Abstract

This book chapter explores the integration of Neural Architecture Search (NAS) and Reinforcement Learning (RL) to optimize the performance of autonomous systems. By combining the adaptive capabilities of NAS with the decision-making prowess of RL, this approach aims to create more efficient, scalable, and intelligent systems capable of tackling complex tasks. The chapter delves into the synergies between NAS and RL, highlighting their potential to improve system robustness, adaptability, and generalization across dynamic environments. It addresses the challenges involved in integrating these technologies, such as computational complexity, overfitting, and the balance between exploration and exploitation. Through comparative analyses with traditional methods, the chapter underscores the advantages of NAS-RL systems in benchmark tasks, showcasing their superiority in task-specific optimization and dynamic task adaptation. This comprehensive discussion provides valuable insights for researchers and practitioners aiming to advance autonomous system design through cutting-edge AI techniques.

Introduction

Autonomous systems have become integral to a wide range of applications, including robotics, self-driving cars, drones, and intelligent decision-making systems [1,2]. These systems are designed to operate independently, adapting to their environment and executing complex tasks without human intervention [3-5]. The rapid advancement in artificial intelligence (AI) and machine learning (ML) has enabled the development of such systems, yet the challenges of optimizing their performance in dynamic and unpredictable environments persist [6,7]. As autonomous systems tackle increasingly complex real-world tasks, ensuring their efficiency, robustness, and scalability was critical [8]. One promising approach to achieving these objectives was by combining Neural Architecture Search (NAS) with Reinforcement Learning (RL) [9]. This combination aims to enhance the decision-making and adaptability of autonomous systems while optimizing their underlying neural architectures [10,11].
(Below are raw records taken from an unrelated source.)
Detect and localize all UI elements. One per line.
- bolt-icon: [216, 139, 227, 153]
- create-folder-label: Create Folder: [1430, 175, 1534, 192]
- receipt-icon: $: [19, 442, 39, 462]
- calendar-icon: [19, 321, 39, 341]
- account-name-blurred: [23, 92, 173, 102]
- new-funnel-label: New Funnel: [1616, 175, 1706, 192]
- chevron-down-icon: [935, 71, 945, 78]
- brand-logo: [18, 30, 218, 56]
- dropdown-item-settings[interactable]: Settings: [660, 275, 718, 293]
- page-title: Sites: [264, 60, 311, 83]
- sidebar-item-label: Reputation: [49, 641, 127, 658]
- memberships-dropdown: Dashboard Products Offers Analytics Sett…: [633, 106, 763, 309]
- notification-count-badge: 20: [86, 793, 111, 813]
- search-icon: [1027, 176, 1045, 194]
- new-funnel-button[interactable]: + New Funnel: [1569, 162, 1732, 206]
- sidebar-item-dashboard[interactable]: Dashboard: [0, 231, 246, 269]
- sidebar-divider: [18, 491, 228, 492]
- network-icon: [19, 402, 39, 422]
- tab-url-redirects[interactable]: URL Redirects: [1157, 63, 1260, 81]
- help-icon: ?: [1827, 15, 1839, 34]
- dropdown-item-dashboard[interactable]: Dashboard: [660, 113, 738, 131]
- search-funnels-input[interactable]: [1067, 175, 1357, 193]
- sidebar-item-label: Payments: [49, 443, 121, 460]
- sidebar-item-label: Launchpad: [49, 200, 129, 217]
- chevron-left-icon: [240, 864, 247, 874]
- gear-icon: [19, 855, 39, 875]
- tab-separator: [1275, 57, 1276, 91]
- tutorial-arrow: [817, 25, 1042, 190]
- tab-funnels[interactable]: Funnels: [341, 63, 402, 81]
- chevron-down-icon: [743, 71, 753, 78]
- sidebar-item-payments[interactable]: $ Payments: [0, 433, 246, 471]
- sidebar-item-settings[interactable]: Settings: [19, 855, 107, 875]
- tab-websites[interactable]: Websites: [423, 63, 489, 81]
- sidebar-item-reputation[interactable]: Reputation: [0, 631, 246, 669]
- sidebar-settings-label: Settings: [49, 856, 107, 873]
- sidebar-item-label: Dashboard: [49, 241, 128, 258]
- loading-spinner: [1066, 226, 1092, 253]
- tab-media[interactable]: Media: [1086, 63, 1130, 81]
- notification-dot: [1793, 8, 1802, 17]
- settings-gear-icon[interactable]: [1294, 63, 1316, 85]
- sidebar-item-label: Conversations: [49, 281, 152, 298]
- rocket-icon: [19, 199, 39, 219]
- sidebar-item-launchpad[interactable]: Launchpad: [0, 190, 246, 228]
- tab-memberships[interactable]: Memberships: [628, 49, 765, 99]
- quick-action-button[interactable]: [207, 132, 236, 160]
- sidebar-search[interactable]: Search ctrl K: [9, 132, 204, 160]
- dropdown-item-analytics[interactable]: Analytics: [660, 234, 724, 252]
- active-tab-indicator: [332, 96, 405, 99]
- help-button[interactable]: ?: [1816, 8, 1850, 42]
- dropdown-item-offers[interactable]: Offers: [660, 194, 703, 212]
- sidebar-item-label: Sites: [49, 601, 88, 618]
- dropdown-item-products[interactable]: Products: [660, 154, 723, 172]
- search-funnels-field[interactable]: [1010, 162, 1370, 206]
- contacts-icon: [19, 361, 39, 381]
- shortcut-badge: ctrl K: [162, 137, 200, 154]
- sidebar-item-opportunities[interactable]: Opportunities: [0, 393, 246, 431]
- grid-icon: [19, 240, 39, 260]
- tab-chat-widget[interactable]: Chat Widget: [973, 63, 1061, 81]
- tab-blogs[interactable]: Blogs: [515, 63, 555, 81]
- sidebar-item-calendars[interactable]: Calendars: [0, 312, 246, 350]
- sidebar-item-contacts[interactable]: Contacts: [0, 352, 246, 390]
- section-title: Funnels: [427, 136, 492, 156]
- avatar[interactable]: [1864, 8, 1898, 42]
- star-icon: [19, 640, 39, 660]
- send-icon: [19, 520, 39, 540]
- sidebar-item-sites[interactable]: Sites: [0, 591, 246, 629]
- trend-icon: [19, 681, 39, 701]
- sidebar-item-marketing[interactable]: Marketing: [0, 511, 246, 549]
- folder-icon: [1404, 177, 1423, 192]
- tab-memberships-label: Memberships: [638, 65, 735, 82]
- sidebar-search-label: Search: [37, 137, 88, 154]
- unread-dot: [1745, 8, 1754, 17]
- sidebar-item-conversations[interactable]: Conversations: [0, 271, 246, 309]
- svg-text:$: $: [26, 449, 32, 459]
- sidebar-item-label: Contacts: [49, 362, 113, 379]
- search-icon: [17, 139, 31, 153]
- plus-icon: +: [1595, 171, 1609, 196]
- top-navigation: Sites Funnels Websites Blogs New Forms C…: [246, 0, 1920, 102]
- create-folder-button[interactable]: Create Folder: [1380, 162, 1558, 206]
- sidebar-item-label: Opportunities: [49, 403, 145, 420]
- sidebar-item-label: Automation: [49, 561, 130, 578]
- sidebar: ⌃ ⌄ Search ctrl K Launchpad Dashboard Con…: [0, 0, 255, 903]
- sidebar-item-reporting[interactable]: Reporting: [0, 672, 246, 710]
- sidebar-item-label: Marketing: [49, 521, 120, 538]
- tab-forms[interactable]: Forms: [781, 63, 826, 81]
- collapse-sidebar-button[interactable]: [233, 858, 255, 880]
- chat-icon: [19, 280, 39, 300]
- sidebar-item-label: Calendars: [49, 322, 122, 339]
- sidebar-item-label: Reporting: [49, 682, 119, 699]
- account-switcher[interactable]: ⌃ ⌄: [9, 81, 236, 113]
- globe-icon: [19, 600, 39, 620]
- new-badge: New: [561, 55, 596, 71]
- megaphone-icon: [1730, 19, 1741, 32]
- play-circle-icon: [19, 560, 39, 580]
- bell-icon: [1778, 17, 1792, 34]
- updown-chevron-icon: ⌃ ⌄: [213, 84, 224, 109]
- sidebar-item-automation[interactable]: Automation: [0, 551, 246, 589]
Neural Architecture Search (NAS) has emerged as a transformative technique that automates the design of neural networks [12]. Traditionally, neural network architectures were manually designed, relying on the expertise of researchers and practitioners [13]. However, this manual process can be time-consuming and limited in its ability to explore diverse design spaces [14]. NAS automates the discovery of optimal architectures by leveraging search algorithms, allowing for the exploration of a wide range of neural network configurations [15,16]. By applying NAS, researchers can identify architectures that are well-suited to specific tasks, leading to improved performance and reduced resource consumption [17,18]. NAS allows for the development of highly specialized neural architectures that can adapt to the unique demands of different environments, thus improving the efficiency and effectiveness of these systems [19,20].